His houses, in fact, are his only weakness, according to Kanagat, who calls Gupta an amateur architect. He is said to have spent considerable time personally designing the house in Florida, expanding his Westport residence and remodelling the Colorado home.
Gupta, ironically, wanted to get into politics after IIT Delhi, according to Chandra Kiran, his classmate and close friend from those years. Kiran, a retired IBM executive, now based in a Toronto suburb, recalls both of them had talked about working for social change in India. They were talked out of it and advised to go abroad for further studies by their economics professor, who is now a well-known politician. That's right, Subramanian Swamy.
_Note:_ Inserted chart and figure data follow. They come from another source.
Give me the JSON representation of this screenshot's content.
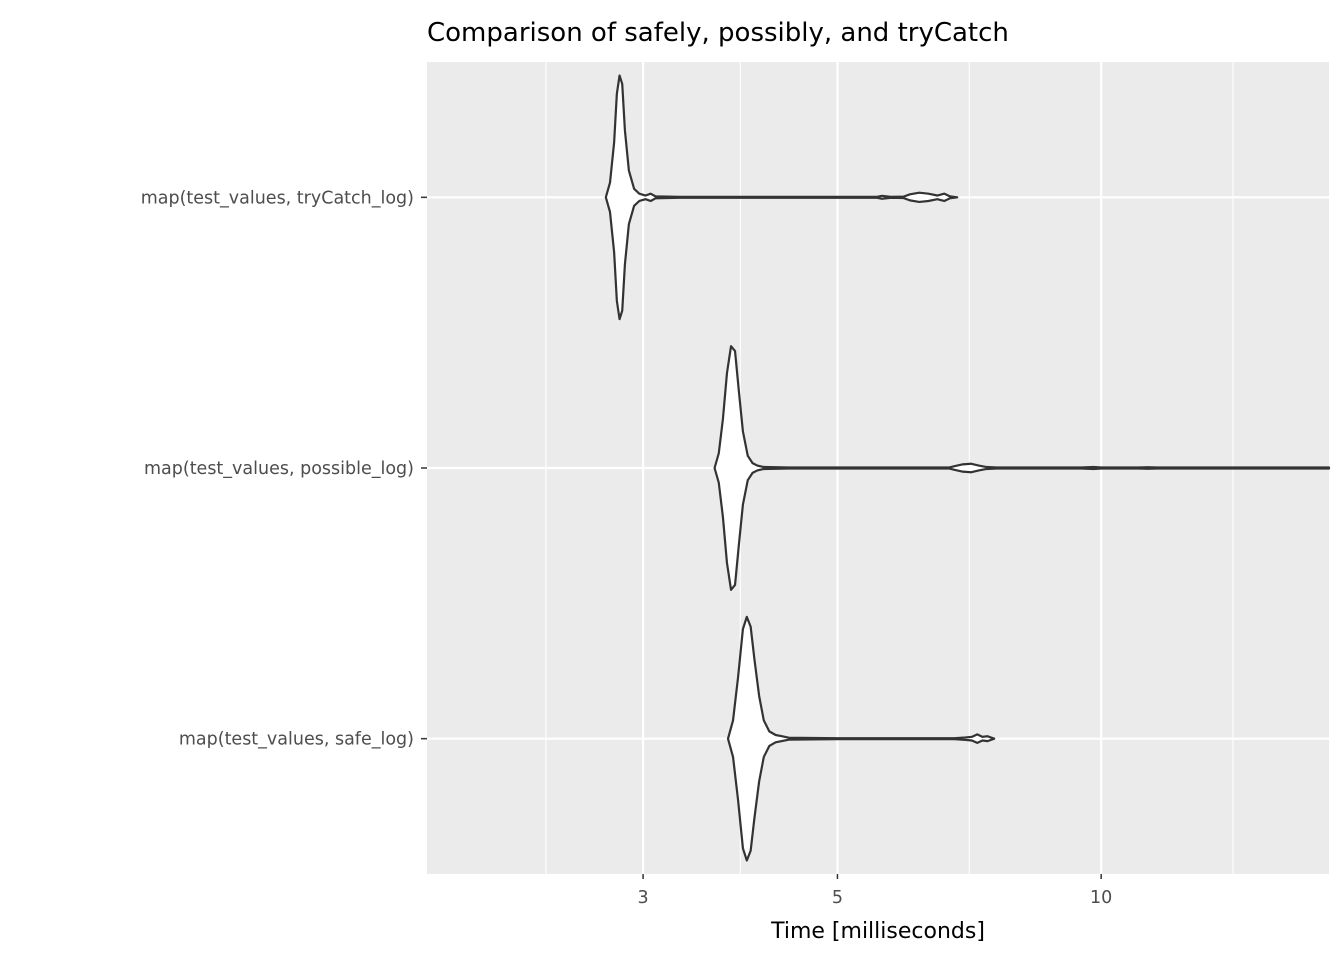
{
  "chart_data": {
    "type": "violin",
    "title": "Comparison of safely, possibly, and tryCatch",
    "xlabel": "Time [milliseconds]",
    "ylabel": "",
    "x_scale": "log",
    "x_ticks": [
      3,
      5,
      10
    ],
    "x_tick_labels": [
      "3",
      "5",
      "10"
    ],
    "xlim": [
      1.7,
      18.2
    ],
    "grid": true,
    "background_color": "#ebebeb",
    "violin_fill": "#ffffff",
    "violin_stroke": "#333333",
    "categories": [
      "map(test_values, tryCatch_log)",
      "map(test_values, possible_log)",
      "map(test_values, safe_log)"
    ],
    "series": [
      {
        "category": "map(test_values, tryCatch_log)",
        "min": 2.72,
        "max": 6.85,
        "density": [
          [
            2.72,
            0.0
          ],
          [
            2.75,
            0.12
          ],
          [
            2.78,
            0.45
          ],
          [
            2.8,
            0.85
          ],
          [
            2.82,
            1.0
          ],
          [
            2.84,
            0.93
          ],
          [
            2.86,
            0.55
          ],
          [
            2.89,
            0.22
          ],
          [
            2.93,
            0.07
          ],
          [
            2.97,
            0.03
          ],
          [
            3.02,
            0.015
          ],
          [
            3.06,
            0.03
          ],
          [
            3.1,
            0.008
          ],
          [
            3.3,
            0.004
          ],
          [
            4.0,
            0.004
          ],
          [
            5.2,
            0.004
          ],
          [
            5.55,
            0.004
          ],
          [
            5.62,
            0.012
          ],
          [
            5.75,
            0.004
          ],
          [
            5.95,
            0.006
          ],
          [
            6.05,
            0.025
          ],
          [
            6.2,
            0.038
          ],
          [
            6.35,
            0.03
          ],
          [
            6.5,
            0.015
          ],
          [
            6.62,
            0.03
          ],
          [
            6.72,
            0.008
          ],
          [
            6.85,
            0.0
          ]
        ]
      },
      {
        "category": "map(test_values, possible_log)",
        "min": 3.62,
        "max": 18.2,
        "density": [
          [
            3.62,
            0.0
          ],
          [
            3.66,
            0.12
          ],
          [
            3.7,
            0.4
          ],
          [
            3.74,
            0.78
          ],
          [
            3.78,
            1.0
          ],
          [
            3.82,
            0.96
          ],
          [
            3.86,
            0.62
          ],
          [
            3.9,
            0.3
          ],
          [
            3.95,
            0.1
          ],
          [
            4.0,
            0.04
          ],
          [
            4.05,
            0.02
          ],
          [
            4.12,
            0.008
          ],
          [
            4.4,
            0.004
          ],
          [
            5.5,
            0.004
          ],
          [
            6.7,
            0.004
          ],
          [
            6.8,
            0.015
          ],
          [
            6.95,
            0.03
          ],
          [
            7.1,
            0.035
          ],
          [
            7.25,
            0.02
          ],
          [
            7.4,
            0.008
          ],
          [
            7.6,
            0.004
          ],
          [
            9.5,
            0.004
          ],
          [
            9.8,
            0.008
          ],
          [
            10.0,
            0.004
          ],
          [
            11.0,
            0.004
          ],
          [
            11.3,
            0.006
          ],
          [
            11.6,
            0.004
          ],
          [
            18.2,
            0.004
          ]
        ]
      },
      {
        "category": "map(test_values, safe_log)",
        "min": 3.75,
        "max": 7.55,
        "density": [
          [
            3.75,
            0.0
          ],
          [
            3.8,
            0.15
          ],
          [
            3.85,
            0.5
          ],
          [
            3.9,
            0.9
          ],
          [
            3.94,
            1.0
          ],
          [
            3.98,
            0.92
          ],
          [
            4.02,
            0.65
          ],
          [
            4.07,
            0.35
          ],
          [
            4.12,
            0.15
          ],
          [
            4.18,
            0.06
          ],
          [
            4.25,
            0.03
          ],
          [
            4.32,
            0.02
          ],
          [
            4.4,
            0.008
          ],
          [
            5.0,
            0.004
          ],
          [
            6.8,
            0.004
          ],
          [
            7.0,
            0.01
          ],
          [
            7.12,
            0.015
          ],
          [
            7.22,
            0.035
          ],
          [
            7.32,
            0.015
          ],
          [
            7.42,
            0.02
          ],
          [
            7.55,
            0.0
          ]
        ]
      }
    ]
  }
}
Late last year, a few dozen friends of Gupta's got together in New York and decided to create a platform for his supporters and well-wishers. The result was the website Friendsofrajat. com, which went online in January. Among those who have posted messages of support for Gupta on the website are Indian industrialist Mukesh Ambani and Sabeer Bhatia, the founder of Hotmail.
Gupta will need all the help he can get. His legal defence is expected to cost at least $5 million (Rs 25 crore). But the popular mood, in the wake of the 'Occupy Wall Street' protests and the current economic situation, is not exactly sympathetic to high-flying corporate executives. Former judge Holwell notes that "the government usually wins in criminal trials".
The legal courts will decide whether Gupta acted in a criminal manner, but his reputation has already been battered in the court of public opinion.